Release Date: 2014
Director: Harold Cronk
Genre: Christian, drama, apologetics
Well, I enjoyed this a lot more than I expected to. I’d read a decidedly mediocre review of the film when it came out, so wasn’t hoping for much. One thing the review had right was that this is not, regardless of what the filmmakers may or may not have intended, a film that is likely to convert many non-Christians. Certainly it’s unlikely to have much impact on committed Atheists. Instead, it’s wholesome feed for faithful Christians.
It’s not that such arguments for the existence of God as are included are bad. It’s more the rest of the set-up. All the Christian characters (with the exception of a girlfriend whom it’s never made clear is actually Christian) are extremely nice, brave and good. All the non-Christians are in various degrees of dire straits, in terms of both their lives and their characters. The main atheist ‘bad guy’ is really quite unpleasant. Christian viewers, able to identify thoroughly with the ‘good’ characters, will enjoy it. But the characters offered up for non-Christians to identify with just aren’t appealing, and will act as a turn-off.
As you may have gathered from my previous paragraph, subtlety is not the film’s strong point. Although the film does a reasonable job of displaying the various gut-wrenching predicaments of life which are hard enough to get through with God, and even harder without him, everything is presented in nice, clear extremes. It’s all ever so nice and clear, in fact, enjoyable to watch if you’re already convinced of the film’s central message (which is that ‘God’s not Dead’, in case you were in any doubt) but probably rather off-putting—and liable to provoke a dismissive stance—in anyone who isn’t.
One of things I enjoyed was the way the lives of all the various characters interlink and intersect.
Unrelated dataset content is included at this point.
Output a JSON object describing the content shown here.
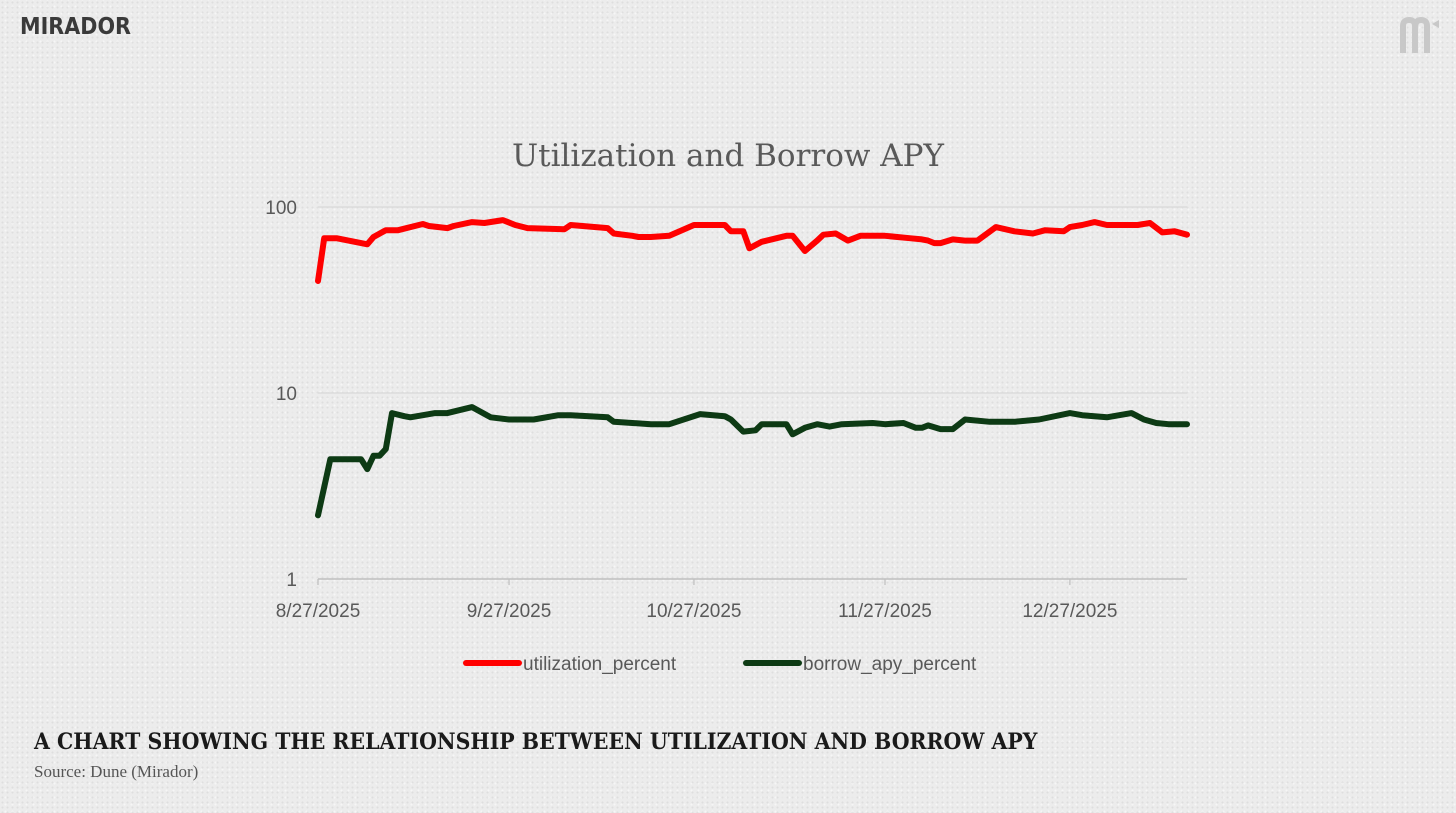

It showcases the way God works through a web of subtle influence (okay, not so very subtle in this film, but anyway) to bring about good from evil. But non-Christian viewers in particular may be frustrated by the fact that virtually every non-Christian character has had some kind of conversion by the end. That’s just so in-credible, I can hear them moaning.
I can see why they might feel that way, though the argument doesn’t entirely hold up. After all, filmmakers tell stories about the people something actually happens to. A film about someone nothing happened to would be extremely dull. A faith-based film is therefore going to follow the people something faith-related actually happened to, not the several thousand characters seen moving around in the background, to whom, presumably, nothing happened. But to really satisfy a non-faith audience, the film should probably have left a bit more irresolution with regard to some of the non-Christian characters, rather than giving in to the temptation to wrap up the ending ever so pristinely, with scarcely a messy loose end in sight.
The film clearly takes the Evangelical stance—which may well seem extreme to Catholics and more moderate Protestants—that if you haven’t absolutely 100% explicitly acknowledged Jesus as Lord and Saviour, you’re going straight to hell, but the attitude is not obtrusive enough to seriously mar viewing enjoyment. I think I was supposed to have heard of/recognise some of those famous Evangelical figures & pop groups who made cameos, but I’m afraid it was lost on me!
One thing that struck me was right at the end. After the end credits, the film states that it was inspired by and based on all the cases where individuals and college groups have had to go to court to defend their right to their beliefs. And then there’s a list. And it’s a long list. Quite sobering.
Overall: I did enjoy this film much more than I expected, and may well watch it again, however, I think even I, as a committed Christian, would have much preferred it—and enjoyed it more—if characters and events had been more balanced, and less ‘cardboard’.
Sex/Violence/Profanity: None at all, that I can recall.